If you find any of these characteristics at-home, you need to seek medical advice as soon as possible. It is always SO important to schedule your annual mole checks with your dermatology provider.
Let me tell you, the most important and easiest thing to do to prevent skin cancer is wearing SPF daily and being smart in the sun.
Sunscreen is a topical product that helps protect against sun damage by absorbing or reflecting UV rays. There are two types of UV light to consider: Ultraviolet A (UVA) has a longer wavelength, and is associated with skin aging. Ultraviolet B (UVB) has a shorter wavelength and is associated with skin burning.
While UVB rays are what cause physical sunburns, UVA rays penetrate the skin more deeply and are associated with aging. We want to protect our skin from both UVA and UVB rays, which is why it’s super important to look for a sunscreen that says “broad-spectrum” or “UVA/UVB protection.”
Without SPF, you’re exposing your skin to an array of preventable and potentially dangerous effects, including fine lines & wrinkles, dark spots, and, most importantly, skin cancer.
It can be very overwhelming when shopping for SPF or knowing what is right to use. We see terms like spf, broad-spectrum, UVA, UVB, water-resistance. All of these are important components of daily protection. Each of them have a purpose & role. SPF stands for sun protection factor. It represents the degree to which it can protect the skin against sunburn. It’s best to choose a sunscreen with an SPF of 30 or higher. Broad-spectrum sunscreens protect against all types of sun damage caused by sunlight. UVA rays cause the skin to age. UVB causes the skin to burn. Water-resistant sunscreen stays on the skin longer when the skin is wet or sweaty.

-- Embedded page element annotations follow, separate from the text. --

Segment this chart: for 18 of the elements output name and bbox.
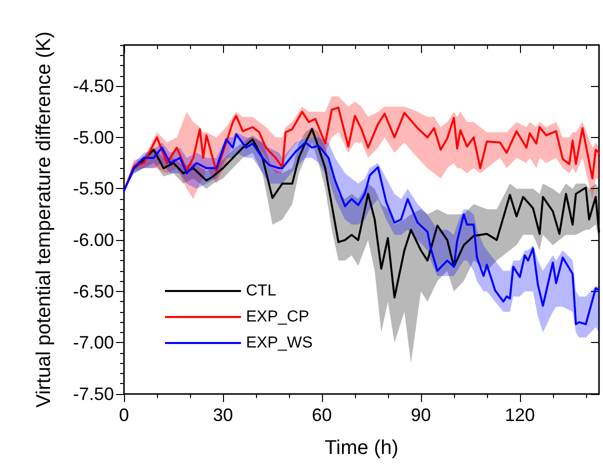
legend-label: EXP_WS — [246, 334, 313, 352]
line-series — [123, 106, 600, 192]
x-tick-label: 0 — [118, 405, 130, 425]
x-tick-label: 60 — [312, 405, 332, 425]
y-tick-label: -7.00 — [72, 332, 114, 353]
y-tick-label: -5.50 — [72, 178, 114, 199]
y-tick-label: -7.50 — [72, 384, 114, 404]
y-axis-title: Virtual potential temperature difference (K) — [33, 31, 55, 408]
y-tick-label: -6.00 — [72, 230, 114, 250]
y-tick-label: -6.50 — [72, 281, 114, 302]
x-tick-label: 90 — [410, 405, 431, 425]
legend-label: CTL — [246, 282, 276, 300]
x-tick-label: 30 — [212, 405, 233, 425]
y-tick-label: -5.00 — [72, 127, 114, 148]
legend-label: EXP_CP — [246, 308, 310, 326]
x-axis-title: Time (h) — [324, 437, 398, 459]
y-tick-label: -4.50 — [72, 76, 114, 96]
x-tick-label: 120 — [504, 405, 535, 425]
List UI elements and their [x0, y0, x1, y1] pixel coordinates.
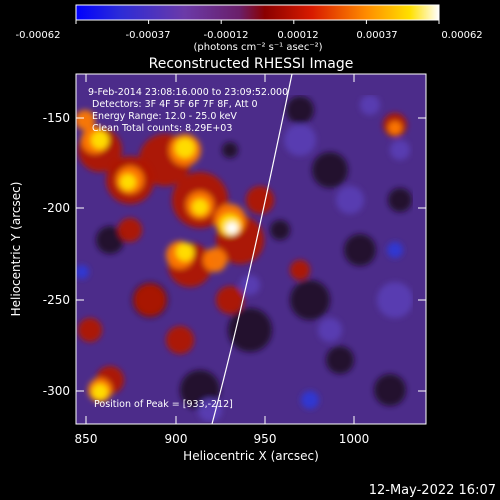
y-tick-label: -250	[43, 293, 70, 307]
colorbar-tick-label: 0.00062	[441, 30, 482, 41]
colorbar-tick-label: -0.00062	[16, 30, 61, 41]
x-tick-label: 850	[75, 432, 98, 446]
y-axis-label: Heliocentric Y (arcsec)	[9, 182, 23, 317]
plot-title: Reconstructed RHESSI Image	[149, 56, 354, 72]
colorbar-gradient	[75, 4, 440, 21]
y-tick-label: -200	[43, 201, 70, 215]
colorbar: -0.00062 -0.00037 -0.00012 0.00012 0.000…	[16, 4, 483, 53]
colorbar-tick-label: -0.00012	[204, 30, 249, 41]
x-tick-label: 900	[165, 432, 188, 446]
y-tick-label: -300	[43, 384, 70, 398]
colorbar-tick-marks	[75, 20, 440, 24]
axis-ticks	[76, 74, 426, 424]
peak-position-text: Position of Peak = [933,-212]	[94, 399, 233, 410]
colorbar-tick-label: 0.00037	[356, 30, 397, 41]
x-axis-label: Heliocentric X (arcsec)	[183, 449, 319, 463]
colorbar-unit-label: (photons cm⁻² s⁻¹ asec⁻²)	[193, 42, 322, 53]
energy-range-text: Energy Range: 12.0 - 25.0 keV	[92, 111, 237, 122]
x-tick-label: 1000	[339, 432, 370, 446]
x-tick-label: 950	[254, 432, 277, 446]
time-range-text: 9-Feb-2014 23:08:16.000 to 23:09:52.000	[88, 87, 288, 98]
y-tick-label: -150	[43, 111, 70, 125]
image-map	[76, 74, 426, 424]
solar-limb	[211, 74, 293, 424]
colorbar-tick-label: -0.00037	[126, 30, 171, 41]
detectors-text: Detectors: 3F 4F 5F 6F 7F 8F, Att 0	[92, 99, 258, 110]
clean-counts-text: Clean Total counts: 8.29E+03	[92, 123, 232, 134]
colorbar-tick-label: 0.00012	[277, 30, 318, 41]
plot-frame	[75, 73, 427, 425]
footer-date: 12-May-2022 16:07	[369, 483, 496, 498]
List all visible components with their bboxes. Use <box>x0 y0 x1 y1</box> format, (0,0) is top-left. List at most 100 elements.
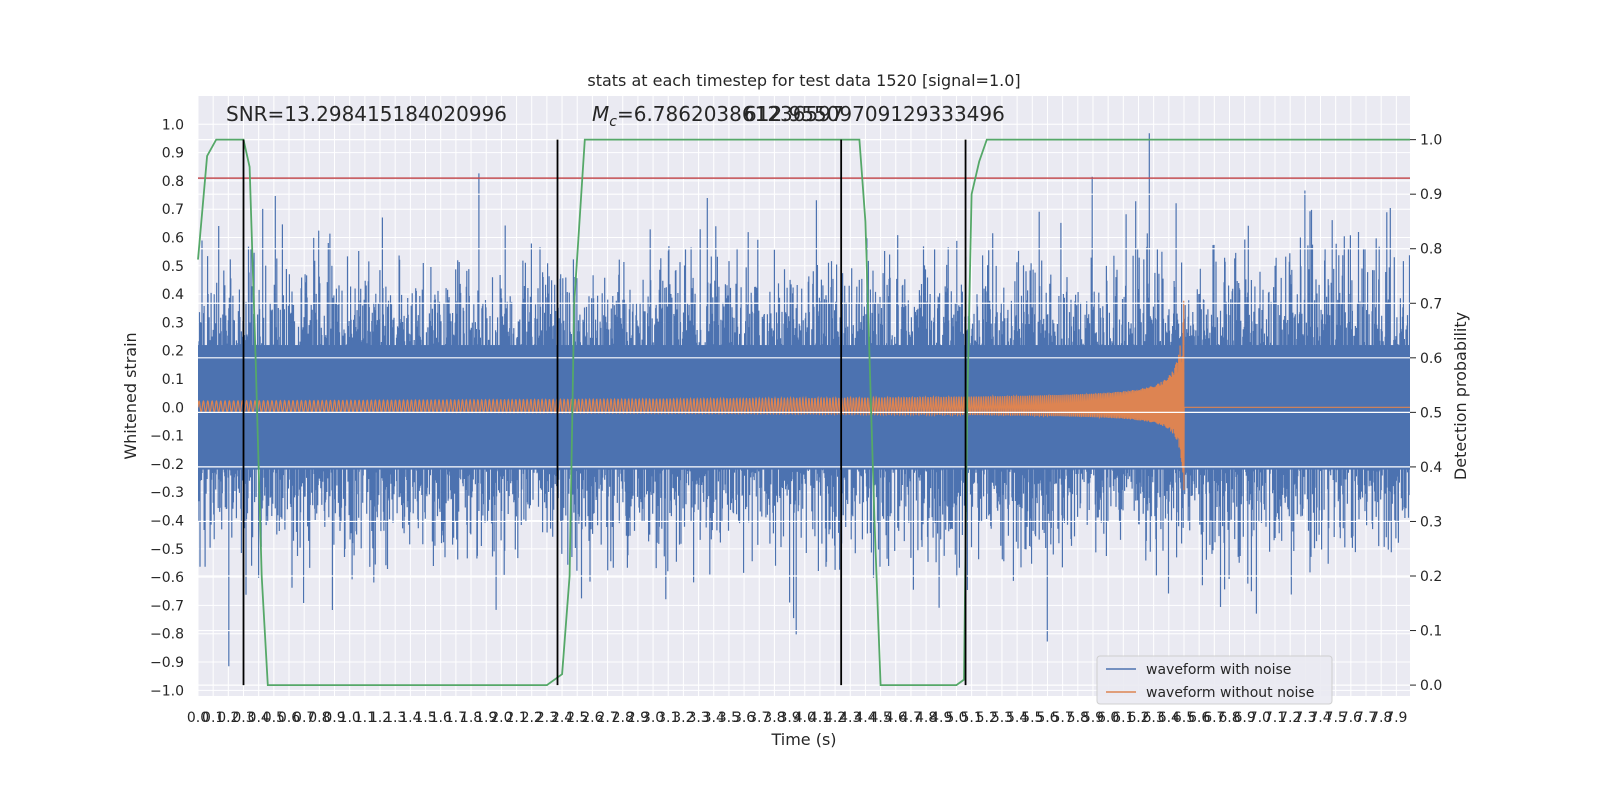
y-right-tick-label: 0.1 <box>1420 624 1442 640</box>
chirp-mass-annotation: Mc=6.786203861236597 <box>592 102 844 130</box>
x-tick-label: 1.2 <box>369 710 391 726</box>
x-tick-label: 7.6 <box>1340 710 1362 726</box>
y-left-tick-label: 0.7 <box>162 202 184 218</box>
x-tick-label: 2.7 <box>596 710 618 726</box>
y-right-tick-label: 0.9 <box>1420 187 1442 203</box>
x-tick-label: 3.7 <box>748 710 770 726</box>
x-tick-label: 7.0 <box>1249 710 1271 726</box>
x-tick-label: 2.1 <box>505 710 527 726</box>
x-tick-label: 3.8 <box>763 710 785 726</box>
x-tick-label: 7.5 <box>1325 710 1347 726</box>
y-axis-left-label: Whitened strain <box>121 332 140 459</box>
x-tick-label: 6.5 <box>1173 710 1195 726</box>
x-tick-label: 5.7 <box>1051 710 1073 726</box>
y-left-tick-label: 0.3 <box>162 315 184 331</box>
x-tick-label: 4.7 <box>900 710 922 726</box>
y-left-tick-label: 0.0 <box>162 400 184 416</box>
x-tick-label: 0.1 <box>202 710 224 726</box>
x-tick-label: 6.3 <box>1143 710 1165 726</box>
y-left-tick-label: 0.2 <box>162 344 184 360</box>
x-tick-label: 4.8 <box>915 710 937 726</box>
x-tick-label: 2.5 <box>566 710 588 726</box>
x-tick-label: 2.3 <box>536 710 558 726</box>
y-left-tick-label: −0.8 <box>150 627 184 643</box>
x-tick-label: 7.2 <box>1279 710 1301 726</box>
x-axis-label: Time (s) <box>770 730 836 749</box>
mc-value: =6.786203861236597 <box>617 102 844 126</box>
x-tick-label: 1.1 <box>354 710 376 726</box>
x-tick-label: 7.9 <box>1385 710 1407 726</box>
y-left-tick-label: 0.4 <box>162 287 184 303</box>
overlap-annotation: 612.95509709129333496 <box>744 102 1005 126</box>
x-tick-label: 3.1 <box>657 710 679 726</box>
y-left-tick-label: 0.8 <box>162 174 184 190</box>
y-left-tick-label: 1.0 <box>162 117 184 133</box>
x-tick-label: 0.9 <box>323 710 345 726</box>
y-left-tick-label: −0.5 <box>150 542 184 558</box>
y-left-tick-label: 0.1 <box>162 372 184 388</box>
x-tick-label: 1.6 <box>430 710 452 726</box>
y-left-tick-label: 0.9 <box>162 146 184 162</box>
y-axis-left-ticks: 1.0 0.9 0.8 0.7 0.6 0.5 0.4 0.3 0.2 0.1 0.0 −0.1 −0.… <box>150 117 184 699</box>
x-tick-label: 6.0 <box>1097 710 1119 726</box>
x-tick-label: 0.5 <box>263 710 285 726</box>
x-tick-label: 5.6 <box>1036 710 1058 726</box>
x-tick-label: 1.4 <box>399 710 421 726</box>
y-left-tick-label: −0.3 <box>150 485 184 501</box>
x-tick-label: 4.6 <box>885 710 907 726</box>
y-right-tick-label: 0.0 <box>1420 678 1442 694</box>
x-tick-label: 0.4 <box>248 710 270 726</box>
y-right-tick-label: 0.2 <box>1420 569 1442 585</box>
x-tick-label: 6.6 <box>1188 710 1210 726</box>
legend-box <box>1096 655 1333 705</box>
x-tick-label: 1.8 <box>460 710 482 726</box>
x-tick-label: 0.8 <box>308 710 330 726</box>
x-tick-label: 4.5 <box>869 710 891 726</box>
x-tick-label: 3.4 <box>703 710 725 726</box>
x-tick-label: 7.7 <box>1355 710 1377 726</box>
x-tick-label: 5.2 <box>976 710 998 726</box>
y-right-tick-label: 0.7 <box>1420 296 1442 312</box>
y-right-tick-label: 0.8 <box>1420 242 1442 258</box>
y-axis-right-label: Detection probability <box>1451 312 1470 480</box>
legend: waveform with noise waveform without noi… <box>1096 655 1333 705</box>
x-tick-label: 7.4 <box>1309 710 1331 726</box>
mc-symbol: M <box>592 102 609 126</box>
x-tick-label: 2.4 <box>551 710 573 726</box>
x-tick-label: 0.6 <box>278 710 300 726</box>
x-tick-label: 5.0 <box>945 710 967 726</box>
x-tick-label: 5.9 <box>1082 710 1104 726</box>
mc-subscript: c <box>609 114 617 130</box>
x-tick-label: 1.5 <box>414 710 436 726</box>
chart-title: stats at each timestep for test data 152… <box>587 71 1020 90</box>
y-left-tick-label: −0.4 <box>150 514 184 530</box>
x-tick-label: 3.2 <box>672 710 694 726</box>
x-tick-label: 4.2 <box>824 710 846 726</box>
y-right-tick-label: 1.0 <box>1420 133 1442 149</box>
y-left-tick-label: −0.7 <box>150 598 184 614</box>
x-tick-label: 7.3 <box>1294 710 1316 726</box>
x-tick-label: 2.0 <box>490 710 512 726</box>
legend-label-clean: waveform without noise <box>1146 685 1314 701</box>
x-tick-label: 7.1 <box>1264 710 1286 726</box>
x-tick-label: 2.9 <box>627 710 649 726</box>
vertical-markers <box>242 139 967 686</box>
y-left-tick-label: −0.1 <box>150 429 184 445</box>
x-tick-label: 4.3 <box>839 710 861 726</box>
x-tick-label: 7.8 <box>1370 710 1392 726</box>
x-axis-ticks: 0.00.10.20.30.40.50.60.70.80.91.01.11.21… <box>187 710 1408 726</box>
x-tick-label: 4.0 <box>794 710 816 726</box>
x-tick-label: 3.0 <box>642 710 664 726</box>
y-left-tick-label: 0.5 <box>162 259 184 275</box>
y-left-tick-label: −0.9 <box>150 655 184 671</box>
y-left-tick-label: −0.6 <box>150 570 184 586</box>
x-tick-label: 3.6 <box>733 710 755 726</box>
x-tick-label: 2.6 <box>581 710 603 726</box>
y-left-tick-label: −1.0 <box>150 683 184 699</box>
y-right-tick-label: 0.6 <box>1420 351 1442 367</box>
right-axis-gridlines <box>198 139 1410 686</box>
x-tick-label: 0.7 <box>293 710 315 726</box>
x-tick-label: 5.5 <box>1021 710 1043 726</box>
x-tick-label: 5.1 <box>960 710 982 726</box>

That is why I made it my mission to create a product that was convenient and fit all these categories! RFA UV Spray + Protect. It is a broad-spectrum, SPF 50 hydrating body sunscreen in a convenient spray that is non-aerosol & BPA-free! This lightweight, sweat-resistant formula is enriched with science backed ingredients and antioxidant protection to help protect your skin from future sun damage. It is water-resistant up to 80 minutes and highly effective for active lifestyles and long hours in the sun, which makes it PERFECT for those days at the beach/pool or long hours at the baseball field! Fragrance free, paraben-free, and noncomedogenic. Oil-free and hydrating, which makes it perfect for all skin types! It is eco-friendly and reef safe, too!
As the saying goes, “ A little dab will do ya”… well this is NOT the case when it comes to sunscreen.
Did you know that to properly cover your body with enough sunscreen it takes 1 ounce, that’s 1 full shot glass. And for your face, 1 full teaspoon.
Apply your SPF 15 minutes prior to going outside for full proper absorption. Re-application is so important, you should be applying your sunscreen every 2 hours, after swimming or sweating. Don’t forget your ears, feet, hands & top of your head. And those precious lips, don’t forget them with an SPF lip protectant.
Tips for Summer Sun Safety
- Wear protective clothing, wide brim hats & sunglasses
- Wear at least 30 SPF.
- Find an umbrella
- Find shade during the prime, mid-day hours of intense sunshine.
- Stay hydrated
I want to leave you with a couple important reminders…. You can burn on a cloudy day, NO ONE is immune to skin cancer and WEAR SUNSCREEN!